Nooo! Pick ψ=x^2+y^2+z^2=1. There are LOT of points on a sphere of radius 1!

oh i see...got it...yeah i was looking at it the wrong way

 

[racnna]

so by saying that ψ is constant they're saying every point on this surface is the same distance fromt he origin...does that basically mean it HAS to be a sphere? or could it be some other surface?

 

[Dick]

so by saying that ψ is constant they're saying every point on this surface is the same distance fromt he origin...does that basically mean it HAS to be a sphere? or could it be some other surface?

No again. Pick ψ=x+y+z=1. Now the surface is a plane. It doesn't really matter what the surface is.

 

[racnna]

You didn't answer my first question about why dψ/dt should be zero. Write me an expression for grad(ψ) in terms of x, y, and z and the tangent vector to (x(t),y(t),z(t)), the curve that's on the surface of ψ=constant.

like this?
grad(ψ) = \frac{\partial ψ}{\partial x} i + \frac{\partial ψ}{\partial y} j+ \frac{\partial ψ}{\partial z} k
dχ_T= dx i + dy j +dz k

are you saying grad(ψ) is 0 since ψ is constant?

 

[vela]

Again, consider the equation of the plane x+y+z=1. You have $\psi(x,y,z) = x+y+z$, and $\nabla\psi$ clearly isn't equal to 0.

 

[racnna]

i see..but again how am i supposed to differentiate a function when i don't know what the function is? should i just pick any function of x,y,z?

 

[vela]

No, you don't need to calculate the actual derivatives. You just need to show that there is a certain relationship between the derivatives.

Look at posts 3 and 6 again. What is dψ or dψ/dt equal to if you stay on the surface?

 

[racnna]

zero?

 

[HallsofIvy]

The whole point is that on a 'level surface', f(x, y, z)= constant, the value of f is a constant! If \vec{u} is a unit tangent vector then D_{\vec{u}} f= 0 because it is the rate of change of f in the direction of \vec{u} and f doesn't change in that direction.
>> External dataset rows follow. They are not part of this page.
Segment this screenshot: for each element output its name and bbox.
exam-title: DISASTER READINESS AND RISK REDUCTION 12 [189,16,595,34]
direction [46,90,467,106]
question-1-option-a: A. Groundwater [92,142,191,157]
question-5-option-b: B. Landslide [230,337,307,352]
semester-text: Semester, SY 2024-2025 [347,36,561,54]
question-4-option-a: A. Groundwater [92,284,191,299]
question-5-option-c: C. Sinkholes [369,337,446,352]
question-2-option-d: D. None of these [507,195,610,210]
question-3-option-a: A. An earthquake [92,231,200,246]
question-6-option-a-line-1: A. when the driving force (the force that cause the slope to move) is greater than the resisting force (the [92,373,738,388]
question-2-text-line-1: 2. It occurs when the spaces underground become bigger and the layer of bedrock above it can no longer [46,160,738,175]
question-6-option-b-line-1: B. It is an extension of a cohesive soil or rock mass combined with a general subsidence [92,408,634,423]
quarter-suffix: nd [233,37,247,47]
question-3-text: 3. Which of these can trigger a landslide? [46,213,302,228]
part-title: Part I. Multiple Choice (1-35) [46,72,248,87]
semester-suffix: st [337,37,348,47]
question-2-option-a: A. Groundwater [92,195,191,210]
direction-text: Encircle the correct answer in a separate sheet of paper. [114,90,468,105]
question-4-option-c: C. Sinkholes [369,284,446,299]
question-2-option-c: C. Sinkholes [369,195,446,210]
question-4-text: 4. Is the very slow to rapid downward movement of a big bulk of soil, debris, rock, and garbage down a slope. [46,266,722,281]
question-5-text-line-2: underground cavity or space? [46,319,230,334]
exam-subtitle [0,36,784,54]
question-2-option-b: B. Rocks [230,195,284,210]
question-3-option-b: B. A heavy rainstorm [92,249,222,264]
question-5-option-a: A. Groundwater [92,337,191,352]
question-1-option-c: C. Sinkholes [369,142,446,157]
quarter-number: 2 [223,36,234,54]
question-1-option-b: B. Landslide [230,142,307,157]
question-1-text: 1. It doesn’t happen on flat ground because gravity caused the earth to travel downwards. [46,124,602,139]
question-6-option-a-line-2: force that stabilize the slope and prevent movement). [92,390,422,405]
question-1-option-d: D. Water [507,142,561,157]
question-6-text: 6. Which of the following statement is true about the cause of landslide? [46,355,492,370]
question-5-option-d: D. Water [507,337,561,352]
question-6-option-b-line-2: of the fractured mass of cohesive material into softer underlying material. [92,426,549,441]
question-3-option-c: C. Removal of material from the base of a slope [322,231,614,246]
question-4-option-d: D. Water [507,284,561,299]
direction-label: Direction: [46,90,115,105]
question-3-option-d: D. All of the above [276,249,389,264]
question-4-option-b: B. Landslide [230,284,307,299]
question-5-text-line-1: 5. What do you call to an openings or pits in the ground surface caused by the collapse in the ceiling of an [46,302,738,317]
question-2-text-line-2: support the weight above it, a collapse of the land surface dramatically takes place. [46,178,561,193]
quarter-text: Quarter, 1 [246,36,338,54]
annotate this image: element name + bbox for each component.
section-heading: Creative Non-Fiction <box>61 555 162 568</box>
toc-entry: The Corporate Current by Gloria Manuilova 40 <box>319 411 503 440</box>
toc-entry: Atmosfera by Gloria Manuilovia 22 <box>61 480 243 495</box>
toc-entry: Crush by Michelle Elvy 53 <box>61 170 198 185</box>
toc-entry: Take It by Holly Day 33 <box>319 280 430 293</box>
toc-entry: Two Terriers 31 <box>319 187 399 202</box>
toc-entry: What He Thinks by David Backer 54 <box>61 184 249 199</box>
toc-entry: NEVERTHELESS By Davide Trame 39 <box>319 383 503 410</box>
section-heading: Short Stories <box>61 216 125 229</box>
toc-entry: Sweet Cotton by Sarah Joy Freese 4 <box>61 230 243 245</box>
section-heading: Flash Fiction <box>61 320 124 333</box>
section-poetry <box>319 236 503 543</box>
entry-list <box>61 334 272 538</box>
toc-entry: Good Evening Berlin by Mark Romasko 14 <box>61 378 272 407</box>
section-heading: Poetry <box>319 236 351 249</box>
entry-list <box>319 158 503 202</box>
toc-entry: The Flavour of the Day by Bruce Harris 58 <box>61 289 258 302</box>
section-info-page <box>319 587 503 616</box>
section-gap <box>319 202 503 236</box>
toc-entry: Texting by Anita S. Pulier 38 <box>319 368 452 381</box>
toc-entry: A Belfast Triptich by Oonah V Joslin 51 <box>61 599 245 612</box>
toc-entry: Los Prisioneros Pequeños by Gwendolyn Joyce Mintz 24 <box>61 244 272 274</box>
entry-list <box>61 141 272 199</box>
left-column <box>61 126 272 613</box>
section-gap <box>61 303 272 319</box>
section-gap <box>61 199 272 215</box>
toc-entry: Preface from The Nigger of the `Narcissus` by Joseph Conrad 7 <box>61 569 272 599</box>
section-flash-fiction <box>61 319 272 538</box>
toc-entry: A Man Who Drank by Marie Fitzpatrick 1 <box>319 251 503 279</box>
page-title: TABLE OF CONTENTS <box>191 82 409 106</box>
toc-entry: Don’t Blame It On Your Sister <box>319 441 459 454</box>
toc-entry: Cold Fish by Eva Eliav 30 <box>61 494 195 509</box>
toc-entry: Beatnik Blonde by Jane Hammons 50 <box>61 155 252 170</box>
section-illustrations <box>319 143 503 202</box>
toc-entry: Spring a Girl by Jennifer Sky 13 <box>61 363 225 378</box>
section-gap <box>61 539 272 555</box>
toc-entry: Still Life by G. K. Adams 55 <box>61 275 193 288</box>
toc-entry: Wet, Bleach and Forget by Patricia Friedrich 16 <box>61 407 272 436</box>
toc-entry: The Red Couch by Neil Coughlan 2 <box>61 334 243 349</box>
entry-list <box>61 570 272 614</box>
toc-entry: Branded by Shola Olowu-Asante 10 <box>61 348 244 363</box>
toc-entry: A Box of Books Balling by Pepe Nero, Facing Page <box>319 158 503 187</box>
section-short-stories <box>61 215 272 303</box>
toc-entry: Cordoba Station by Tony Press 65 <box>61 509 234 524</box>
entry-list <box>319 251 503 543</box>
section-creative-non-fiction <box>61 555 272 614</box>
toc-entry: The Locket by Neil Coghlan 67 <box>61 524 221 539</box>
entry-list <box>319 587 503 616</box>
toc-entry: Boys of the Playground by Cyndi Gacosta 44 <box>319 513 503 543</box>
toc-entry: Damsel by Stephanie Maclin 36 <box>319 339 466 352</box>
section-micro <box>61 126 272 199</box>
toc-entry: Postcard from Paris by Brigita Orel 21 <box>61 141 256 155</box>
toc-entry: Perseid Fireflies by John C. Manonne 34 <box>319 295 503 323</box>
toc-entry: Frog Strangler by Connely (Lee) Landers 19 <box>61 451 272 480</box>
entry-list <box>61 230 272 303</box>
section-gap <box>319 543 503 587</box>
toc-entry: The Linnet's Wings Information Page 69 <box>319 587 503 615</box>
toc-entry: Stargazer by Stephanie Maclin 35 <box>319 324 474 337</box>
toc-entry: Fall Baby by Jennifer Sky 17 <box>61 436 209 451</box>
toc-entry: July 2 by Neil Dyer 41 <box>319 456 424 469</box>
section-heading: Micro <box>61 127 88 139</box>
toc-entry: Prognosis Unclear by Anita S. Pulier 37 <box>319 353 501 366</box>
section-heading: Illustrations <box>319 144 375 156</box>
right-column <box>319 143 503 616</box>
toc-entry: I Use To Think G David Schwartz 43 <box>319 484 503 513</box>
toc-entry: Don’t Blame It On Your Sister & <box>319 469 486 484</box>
Therefore, we must have D_{\vec{u}}f= \nabla f\cdot \vec{u}= 0. That is, \nabla f is perpendicular to any tangent vector and so perpendicular to the surface.

 

[racnna]

thanks! makes sense...

im still trying to make sense of the meaning of ψ=constant. does it mean that if you take any small area element of the surface it is the same throughout the surface? is that a good way to interpret it?